October 27, 2005

Up in Smoke


I want a cigarette. It doesn’t seem to matter that I haven’t had one since last Saturday or that, last Saturday, it was mostly because I drank too much or that, last Sunday, I spent most of the day being nauseated by the taste of furry smoke on my tonsils. It doesn’t seem to matter that I just ran for 30 minutes at the gym. Or maybe clearing the lungs out just makes your body crave re-pollution. Doesn’t matter that the boyfriend (fiend of perfection that he is) gives me the pursed-mouth stare if and when I indulge.

Doesn't matter. Screw it. No use philosophizing on the whys—I just want a cigarette, plain simple direct period.

Now this may seem off the nicotine subject (bare with me) but I watched Alien last night. It is our Halloween goal to make it through the whole series before the big event. Okay, so it’s Brooke’s goal and I’m going along. We don’t really own It’s the Great Pumpkin, Charlie Brown.

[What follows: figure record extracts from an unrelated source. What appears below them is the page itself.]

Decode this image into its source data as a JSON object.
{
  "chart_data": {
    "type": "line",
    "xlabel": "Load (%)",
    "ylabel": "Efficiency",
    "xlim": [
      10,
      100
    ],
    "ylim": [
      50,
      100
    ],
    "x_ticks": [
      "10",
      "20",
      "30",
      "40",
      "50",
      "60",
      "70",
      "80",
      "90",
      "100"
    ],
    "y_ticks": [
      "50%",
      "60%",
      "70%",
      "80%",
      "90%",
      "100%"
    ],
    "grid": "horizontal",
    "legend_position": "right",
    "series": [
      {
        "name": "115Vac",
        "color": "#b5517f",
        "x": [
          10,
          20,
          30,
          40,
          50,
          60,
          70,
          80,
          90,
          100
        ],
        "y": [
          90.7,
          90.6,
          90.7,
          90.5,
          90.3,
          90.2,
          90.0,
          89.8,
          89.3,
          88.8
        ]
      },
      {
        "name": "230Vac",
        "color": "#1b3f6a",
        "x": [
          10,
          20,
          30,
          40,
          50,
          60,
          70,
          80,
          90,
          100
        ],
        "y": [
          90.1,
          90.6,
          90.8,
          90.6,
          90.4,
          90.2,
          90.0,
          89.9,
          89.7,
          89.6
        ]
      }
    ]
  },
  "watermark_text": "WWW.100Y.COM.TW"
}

Not that Brooke would watch that with me anyway. No, he’s the kind of guy that would watch it with me, I suppose, but not without commenting about how Halloween is for being scared, not campy. Gooey fake blood and flowing black garments and chainsaws and outlandish, complicated masks. Not, like I think, for dressing up like Marilyn Monroe or a naughty, sexy little girl scout. (Last year, my brother-in-law wanted to dress up as George Dubya Bush and have my sister pose as the WMD. So he could walk around the party all night saying, “Where are my weapons of mass destruction? Has anyone seen them?”)

Alien is a great scary movie, don’t get me wrong. I jump outta my skin over and over even if I know what’s coming and the whole world that the movie creates, with its silences and empty rooms, is entirely creepy. But even there (here it comes, the point!), even in the distant future, in a galaxy far far away, in an enclosed space with little ventilation where one would think air would be a scarce commodity—everybody smoked! Every f-ing body! They come out of a long nap during light speed and, bang, light one up. Have one hanging out of their mouths while fixing hull breaches or round the table with their bowls of synthetic food. Sheesh!

I think the only one that didn’t smoke was Ripley. Of course, maybe that’s why she survived. The alien was attracted to all those smoke-smelling crew members so it could kill them and steal their luscious, delicious and satisfying cigs. Ah. Sometimes it seems like it would be worth facing an alien with tiny sets of teeth inside medium sets of teeth set in a large head with a large set of teeth. Seems like it. But I’m probably wrong.